Tudo igual
maria da graça almeida
Olhos semicerrados.
A consciente ilusão equilibrava-a nas pontas dos pés.
Movimentos pendulares resultavam num balanceio
quase infantil .
Gratuita, a sensação de um talento bailarino.
No entanto, ela nunca fora boa naquilo e bem que
o sabia.
Rodeando seu corpo delgado, um par de braços
fortes, agasalhados na casimira preta e quente
do paletó surrado.
Exemplar único do velho armário. Pelo menos,
restara um que lhe garantira a entrada no salão,
onde, no portal, lia-se em letras negras e tremidas:
Traje social completo.
A orquestra esbanjava metais e, num senta e levanta,
os músicos exibiam o domínio do instrumento
traduzido pela precisão da execução.
O salão estava cheio. O casal nem sequer se dera conta.
Ali, ilhados, eram apenas dois e mantinham-se
atordoados pela proximidade excessiva dos corpos. Se o amor, de repente, chegasse, não o rejeitariam.
Porém, o amor não é bom bailarino, não possui
jogo de cintura. A dança esfola-lhe os pés e o
som dos instrumentos fere-lhe o ouvido.
E, assim, contundido, nessa noite, como em tantas
outras, o amor fora dormir cedo e com ele levara
a magia.

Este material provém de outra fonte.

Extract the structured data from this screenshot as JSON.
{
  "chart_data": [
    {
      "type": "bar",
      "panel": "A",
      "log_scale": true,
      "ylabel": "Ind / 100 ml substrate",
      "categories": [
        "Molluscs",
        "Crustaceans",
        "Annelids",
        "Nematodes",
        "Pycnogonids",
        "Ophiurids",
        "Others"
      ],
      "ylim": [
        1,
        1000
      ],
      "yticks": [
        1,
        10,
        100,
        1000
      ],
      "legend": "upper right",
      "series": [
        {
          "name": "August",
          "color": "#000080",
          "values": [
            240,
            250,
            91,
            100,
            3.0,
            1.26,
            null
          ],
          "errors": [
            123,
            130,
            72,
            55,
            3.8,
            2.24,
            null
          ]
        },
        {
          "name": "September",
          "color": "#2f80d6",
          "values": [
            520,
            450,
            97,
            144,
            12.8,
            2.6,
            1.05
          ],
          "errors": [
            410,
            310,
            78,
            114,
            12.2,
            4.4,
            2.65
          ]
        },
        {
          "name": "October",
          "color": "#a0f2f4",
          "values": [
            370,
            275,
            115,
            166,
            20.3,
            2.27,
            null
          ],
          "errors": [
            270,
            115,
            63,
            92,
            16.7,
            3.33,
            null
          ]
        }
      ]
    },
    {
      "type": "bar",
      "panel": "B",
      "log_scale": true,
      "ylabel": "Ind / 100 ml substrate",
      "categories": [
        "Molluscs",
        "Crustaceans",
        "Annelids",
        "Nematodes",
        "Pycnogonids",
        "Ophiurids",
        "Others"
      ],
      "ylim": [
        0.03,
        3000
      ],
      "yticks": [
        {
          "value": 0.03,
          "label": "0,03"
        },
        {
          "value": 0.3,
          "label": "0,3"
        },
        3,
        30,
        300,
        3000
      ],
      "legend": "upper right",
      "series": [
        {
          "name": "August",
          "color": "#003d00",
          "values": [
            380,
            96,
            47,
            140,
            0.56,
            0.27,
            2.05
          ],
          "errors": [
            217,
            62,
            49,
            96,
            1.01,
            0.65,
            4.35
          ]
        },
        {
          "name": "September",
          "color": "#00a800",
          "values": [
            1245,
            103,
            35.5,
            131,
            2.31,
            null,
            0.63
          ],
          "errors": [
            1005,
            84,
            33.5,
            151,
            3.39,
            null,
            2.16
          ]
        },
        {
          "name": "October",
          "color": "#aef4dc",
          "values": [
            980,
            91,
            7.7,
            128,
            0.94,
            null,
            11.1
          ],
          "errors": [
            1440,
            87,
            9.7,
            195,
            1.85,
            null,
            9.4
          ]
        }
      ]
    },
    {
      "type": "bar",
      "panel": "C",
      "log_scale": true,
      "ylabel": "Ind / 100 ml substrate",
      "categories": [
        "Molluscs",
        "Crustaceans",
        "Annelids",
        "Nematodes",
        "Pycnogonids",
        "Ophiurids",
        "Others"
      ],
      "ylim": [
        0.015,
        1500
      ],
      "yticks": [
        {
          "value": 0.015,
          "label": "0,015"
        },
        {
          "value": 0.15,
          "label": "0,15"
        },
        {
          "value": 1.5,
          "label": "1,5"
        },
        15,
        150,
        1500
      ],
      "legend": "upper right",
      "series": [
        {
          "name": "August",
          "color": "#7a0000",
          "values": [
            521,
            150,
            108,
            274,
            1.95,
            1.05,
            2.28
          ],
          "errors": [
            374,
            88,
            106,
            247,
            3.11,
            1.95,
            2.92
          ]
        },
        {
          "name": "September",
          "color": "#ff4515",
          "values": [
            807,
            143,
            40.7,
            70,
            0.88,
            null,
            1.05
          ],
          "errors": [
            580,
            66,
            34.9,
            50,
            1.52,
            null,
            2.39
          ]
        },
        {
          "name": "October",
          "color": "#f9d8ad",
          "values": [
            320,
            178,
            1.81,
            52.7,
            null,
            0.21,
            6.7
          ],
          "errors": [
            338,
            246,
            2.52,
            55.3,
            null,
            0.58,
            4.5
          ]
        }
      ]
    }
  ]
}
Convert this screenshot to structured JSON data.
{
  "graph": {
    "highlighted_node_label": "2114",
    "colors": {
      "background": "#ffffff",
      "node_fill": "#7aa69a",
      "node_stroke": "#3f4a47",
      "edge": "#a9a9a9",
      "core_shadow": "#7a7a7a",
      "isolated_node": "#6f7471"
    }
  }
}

E a sedução.
Horas depois, um homem e uma mulher reviram-se,
em camas separadas, cada qual em seu quarto
e casa. O baile acabou e com ele, o enlevo. E o
encantamento.
Os olhos, enfim, cerrados, os pés, exaustos
sob os lençóis.
Um suspiro abafado sustenta o refrão da solidão.
Vitoriosa, a rotina ocupa o mais alto degrau do pódio.
E o dia amanhece idêntico ao anterior.